A l’assemblée générale annuelle du Programme de politiques de transport en Afrique ( SSATP ) qui s’est tenue du 24 au 27 mars 2025 à Cotonou, on notait la participation active du Secrétaire exécutif de l’Association des Fonds d’Entretien routier africains ( AFERA ). En marge des travaux, Dr. Alkassoum Ali, puisque c’est bien de lui qu’il s’agit, s’est confié à la presse.
Ghislain Gbènakpon
L’AFERA a activement participé aux travaux de l’Assemblée générale du SSATP à travers de pertinentes contributions de son secrétaire exécutif dans un panel de discussion riche en enseignements sur la problématique du transport en Afrique.
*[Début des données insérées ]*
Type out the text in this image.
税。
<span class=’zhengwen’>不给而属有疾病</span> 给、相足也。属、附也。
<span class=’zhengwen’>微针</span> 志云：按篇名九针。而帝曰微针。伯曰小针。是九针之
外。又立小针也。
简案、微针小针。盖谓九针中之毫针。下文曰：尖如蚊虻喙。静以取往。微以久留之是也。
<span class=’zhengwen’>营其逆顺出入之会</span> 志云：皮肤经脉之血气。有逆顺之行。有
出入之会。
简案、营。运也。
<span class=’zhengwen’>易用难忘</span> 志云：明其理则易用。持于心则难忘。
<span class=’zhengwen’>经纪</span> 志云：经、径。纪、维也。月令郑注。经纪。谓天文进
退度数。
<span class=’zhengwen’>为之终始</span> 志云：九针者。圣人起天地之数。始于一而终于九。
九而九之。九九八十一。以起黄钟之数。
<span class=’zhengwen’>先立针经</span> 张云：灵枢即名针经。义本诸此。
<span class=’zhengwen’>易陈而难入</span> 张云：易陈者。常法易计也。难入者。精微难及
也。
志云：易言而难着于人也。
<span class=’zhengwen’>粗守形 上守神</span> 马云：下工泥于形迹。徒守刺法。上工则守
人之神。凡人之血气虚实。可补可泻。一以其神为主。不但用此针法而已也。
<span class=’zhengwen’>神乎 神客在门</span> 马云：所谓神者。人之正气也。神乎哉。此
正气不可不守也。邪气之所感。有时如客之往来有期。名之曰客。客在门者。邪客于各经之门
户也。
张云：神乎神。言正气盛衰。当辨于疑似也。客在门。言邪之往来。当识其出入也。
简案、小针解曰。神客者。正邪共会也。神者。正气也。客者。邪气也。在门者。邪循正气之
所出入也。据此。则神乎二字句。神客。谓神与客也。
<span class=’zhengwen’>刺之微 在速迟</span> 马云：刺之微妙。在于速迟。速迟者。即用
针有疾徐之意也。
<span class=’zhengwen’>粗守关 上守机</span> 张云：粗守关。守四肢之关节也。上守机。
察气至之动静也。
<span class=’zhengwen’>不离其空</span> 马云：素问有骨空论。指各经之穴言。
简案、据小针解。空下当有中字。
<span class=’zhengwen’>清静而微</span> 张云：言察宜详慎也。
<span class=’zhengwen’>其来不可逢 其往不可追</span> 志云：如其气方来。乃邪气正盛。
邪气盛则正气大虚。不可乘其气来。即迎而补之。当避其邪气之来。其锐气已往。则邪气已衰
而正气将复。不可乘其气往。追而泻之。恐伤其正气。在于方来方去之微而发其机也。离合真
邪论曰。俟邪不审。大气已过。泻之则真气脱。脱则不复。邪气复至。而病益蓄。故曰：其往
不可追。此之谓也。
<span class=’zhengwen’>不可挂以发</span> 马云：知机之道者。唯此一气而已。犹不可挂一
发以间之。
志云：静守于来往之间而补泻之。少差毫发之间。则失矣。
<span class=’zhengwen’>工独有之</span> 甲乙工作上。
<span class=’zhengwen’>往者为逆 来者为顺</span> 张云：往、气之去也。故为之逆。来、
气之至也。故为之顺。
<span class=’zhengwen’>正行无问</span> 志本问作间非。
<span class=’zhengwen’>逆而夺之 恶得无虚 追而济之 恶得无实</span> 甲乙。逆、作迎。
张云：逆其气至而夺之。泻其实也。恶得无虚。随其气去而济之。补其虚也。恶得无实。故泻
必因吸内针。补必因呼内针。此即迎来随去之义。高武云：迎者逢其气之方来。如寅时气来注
Dans l’entretien qu’il a accordé à la presse, Dr. Alkassoum Ali a mis en relief l’importance des assises de Cotonou axées sur la gouvernance renforcée pour un transport sûr, durable et décarbonné en Afrique: « Comme vous le savez, l’Afrique dispose d’un réseau routier très large mais qui rencontre des difficultés. Et c’est tout à fait normal que les gens se retrouvent pour échanger et discuter avec les grands décideurs. Nos attentes par rapport à ça, c’est d’arriver à identifier les goulots d’étranglement au développement de ce secteur qui est très important, qui est un levier pour le développement social et pour le bien-être de manière générale des populations »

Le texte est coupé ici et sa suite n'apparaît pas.